A Purple Place for Dying
- First edition cover
- Author: John D. MacDonald
- Language: English
- Series: Travis McGee
- Genre: Mystery
- Publisher: Fawcett Publications
- Publication date: June 6, 1964
- Publication place: United States
- Media type: Print (paperback)
- Pages: 158
- ISBN: 978-0-449-22438-0
- OCLC: 34612267
- Preceded by: Nightmare in Pink
- Followed by: The Quick Red Fox

= A Purple Place for Dying =

Book by John D. MacDonald

A Purple Place for Dying (1964) is the third novel in the Travis McGee series by John D. MacDonald.

==Plot summary==
McGee is drawn away from his usual haunt of Florida by a job offer from Mona Yeoman, who suspects that her estranged husband has stolen from her considerable trust fund. Before the investigation begins, Mona is murdered before McGee's eyes by an unseen gunman. By the time he summons the police to the scene, her body has disappeared. McGee then sets out to solve her murder.

The back of the first edition reads, "McGee did not like Mona Fox Yeoman. She seemed artificial and self-important. She was provocative rather than seductive, a dare more than a desire. She made a man want to shake her up, to mat that twenty-five dollar hairdo and knock that lady-of-the-manor style of hers on its can. --- But nobody ever would. Because in one minute she was a big creamy bitch standing right next to McGee - and suddenly she was fallen cooling flesh skittering into the dust with a hole as big as your fist through her wishbone. For McGee that should have been it. The client was dead. No fee. No tears. Forget it, bot. Pick up and pack out. --- Yeah. Sure. You better believe it. --- Not McGee."

The book takes place in "Esmeralda County." The state is not mentioned, but it states that the county is fairly populous.
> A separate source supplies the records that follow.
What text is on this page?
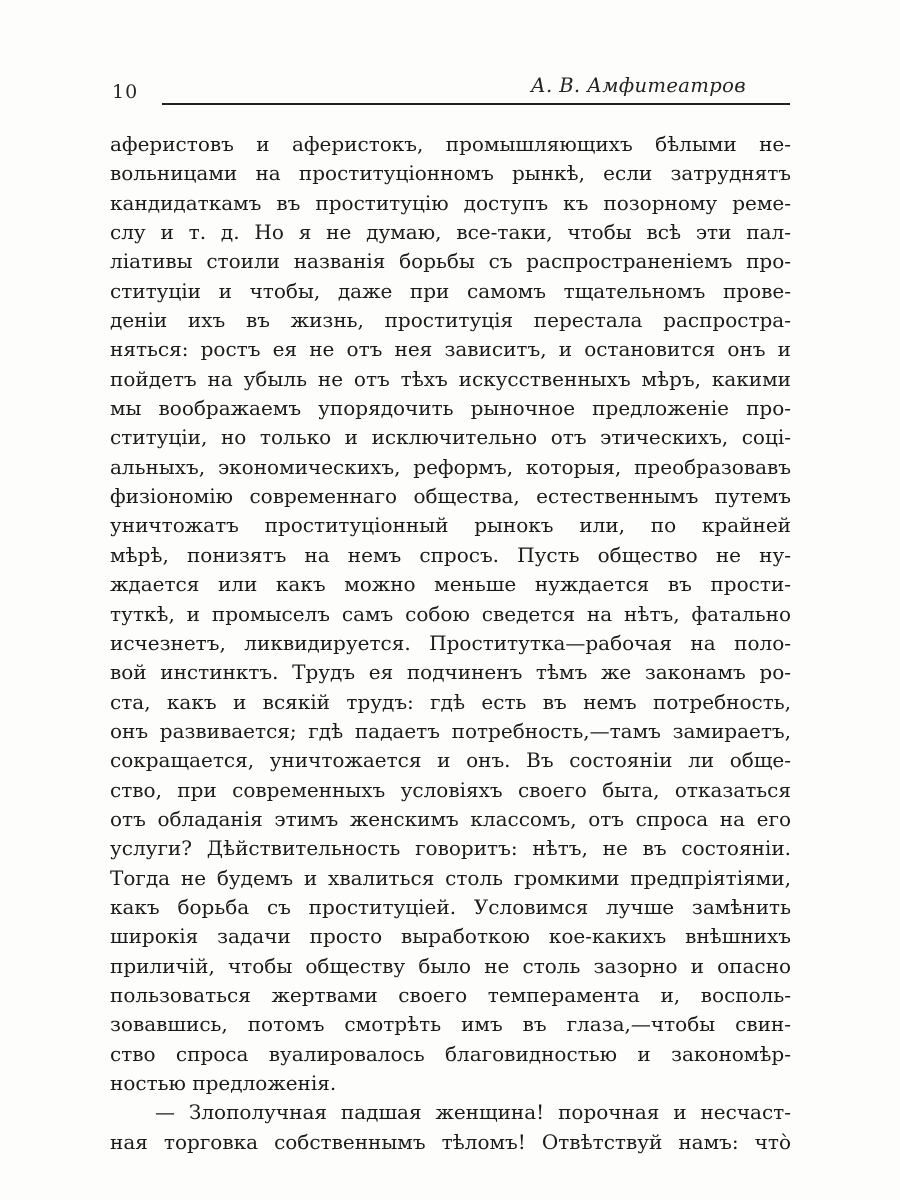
10	А. В. Амфитеатров
аферистовъ и аферистокъ, промышляющихъ бѣлыми не-
вольницами на проституціонномъ рынкѣ, если затруднятъ
кандидаткамъ въ проституцію доступъ къ позорному реме-
слу и т. д. Но я не думаю, все-таки, чтобы всѣ эти пал-
ліативы стоили названія борьбы съ распространеніемъ про-
ституціи и чтобы, даже при самомъ тщательномъ прове-
деніи ихъ въ жизнь, проституція перестала распростра-
няться: ростъ ея не отъ нея зависитъ, и остановится онъ и
пойдетъ на убыль не отъ тѣхъ искусственныхъ мѣръ, какими
мы воображаемъ упорядочить рыночное предложеніе про-
ституціи, но только и исключительно отъ этическихъ, соці-
альныхъ, экономическихъ, реформъ, которыя, преобразовавъ
физіономію современнаго общества, естественнымъ путемъ
уничтожатъ проституціонный рынокъ или, по крайней
мѣрѣ, понизятъ на немъ спросъ. Пусть общество не ну-
ждается или какъ можно меньше нуждается въ прости-
туткѣ, и промыселъ самъ собою сведется на нѣтъ, фатально
исчезнетъ, ликвидируется. Проститутка—рабочая на поло-
вой инстинктъ. Трудъ ея подчиненъ тѣмъ же законамъ ро-
ста, какъ и всякій трудъ: гдѣ есть въ немъ потребность,
онъ развивается; гдѣ падаетъ потребность,—тамъ замираетъ,
сокращается, уничтожается и онъ. Въ состояніи ли обще-
ство, при современныхъ условіяхъ своего быта, отказаться
отъ обладанія этимъ женскимъ классомъ, отъ спроса на его
услуги? Дѣйствительность говоритъ: нѣтъ, не въ состояніи.
Тогда не будемъ и хвалиться столь громкими предпріятіями,
какъ борьба съ проституціей. Условимся лучше замѣнить
широкія задачи просто выработкою кое-какихъ внѣшнихъ
приличій, чтобы обществу было не столь зазорно и опасно
пользоваться жертвами своего темперамента и, восполь-
зовавшись, потомъ смотрѣть имъ въ глаза,—чтобы свин-
ство спроса вуалировалось благовидностью и закономѣр-
ностью предложенія.
— Злополучная падшая женщина! порочная и несчаст-
ная торговка собственнымъ тѣломъ! Отвѣтствуй намъ: что̀
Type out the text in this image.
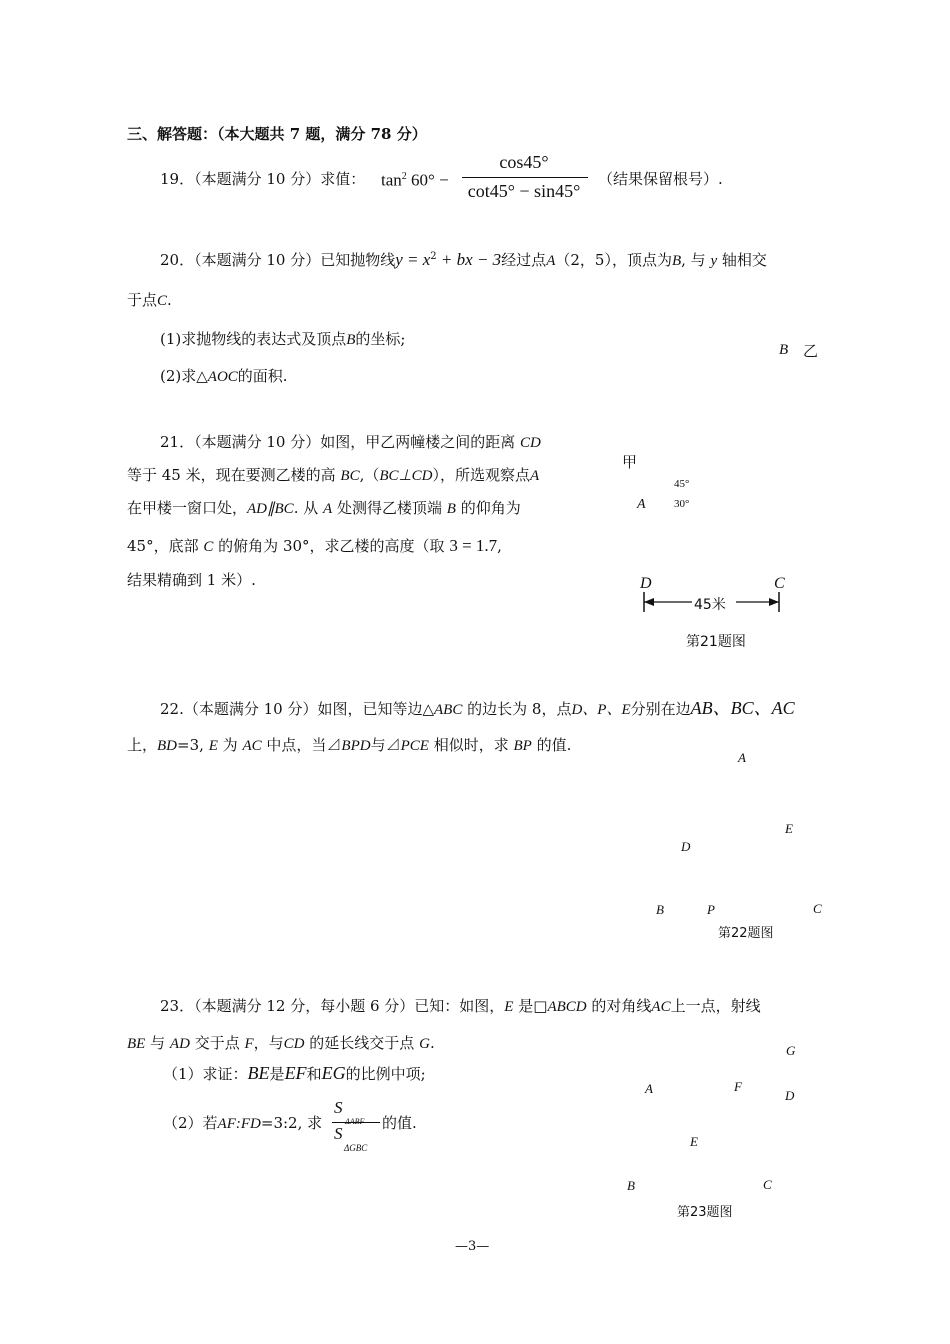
三、解答题：（本大题共 7 题，满分 78 分）
19．（本题满分 10 分）求值： $\tan^2 60^\circ$ −
cos45°
cot45° − sin45°
（结果保留根号）.
20．（本题满分 10 分）已知抛物线$y = x^2$ + bx − 3经过点A（2，5），顶点为B, 与 y 轴相交
于点C.
(1)求抛物线的表达式及顶点B的坐标;
(2)求△AOC的面积.
21．（本题满分 10 分）如图，甲乙两幢楼之间的距离 CD
等于 45 米，现在要测乙楼的高 BC,（BC⊥CD），所选观察点A
在甲楼一窗口处，AD∥BC. 从 A 处测得乙楼顶端 B 的仰角为
45°，底部 C 的俯角为 30°，求乙楼的高度（取 3 = 1.7,
结果精确到 1 米）.
B 乙
甲
45°
A	30°
D	C
45米
第21题图
22.（本题满分 10 分）如图，已知等边△ABC 的边长为 8，点D、P、E分别在边AB、BC、AC
上，BD=3, E 为 AC 中点，当⊿BPD与⊿PCE 相似时，求 BP 的值.
A
E
D
B	P	C
第22题图
23．（本题满分 12 分，每小题 6 分）已知：如图，E 是□ABCD 的对角线AC上一点，射线
BE 与 AD 交于点 F，与CD 的延长线交于点 G.
（1）求证：BE是EF和EG的比例中项;
（2）若AF:FD=3:2, 求
S
S
ΔGBC
的值.
G
A	F
D
E
B	C
第23题图
—3—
There is an Esmeralda County in Nevada, but it is the least populated county in Nevada. Other geographic references in the book, such as the Phoenix airport, seem to indicate the book takes place in Arizona.

==Popular culture==

Although Tales from Margaritaville was published by Jimmy Buffett in 1989, he wrote an updated preface published in 2002. In it he tells a story of finding a copy of A Purple Place for Dying at a flea market in Huahine in French Polynesia. Jimmy Buffett writes, "Six thousand miles away from slip F-18 at the Bahia Mar yacht basin in Ft. Lauderdale, I read the opening lines. That afternoon, leaning against a palm tree, I finished the book, and as beautiful as paradise was, Travis McGee had rekindled my love for the quirky and insane things that were Florida to me, and I missed them."

Although Buffett refers to McGee in Florida, this Travis McGee novel does not take place in Florida, but rather in the American West.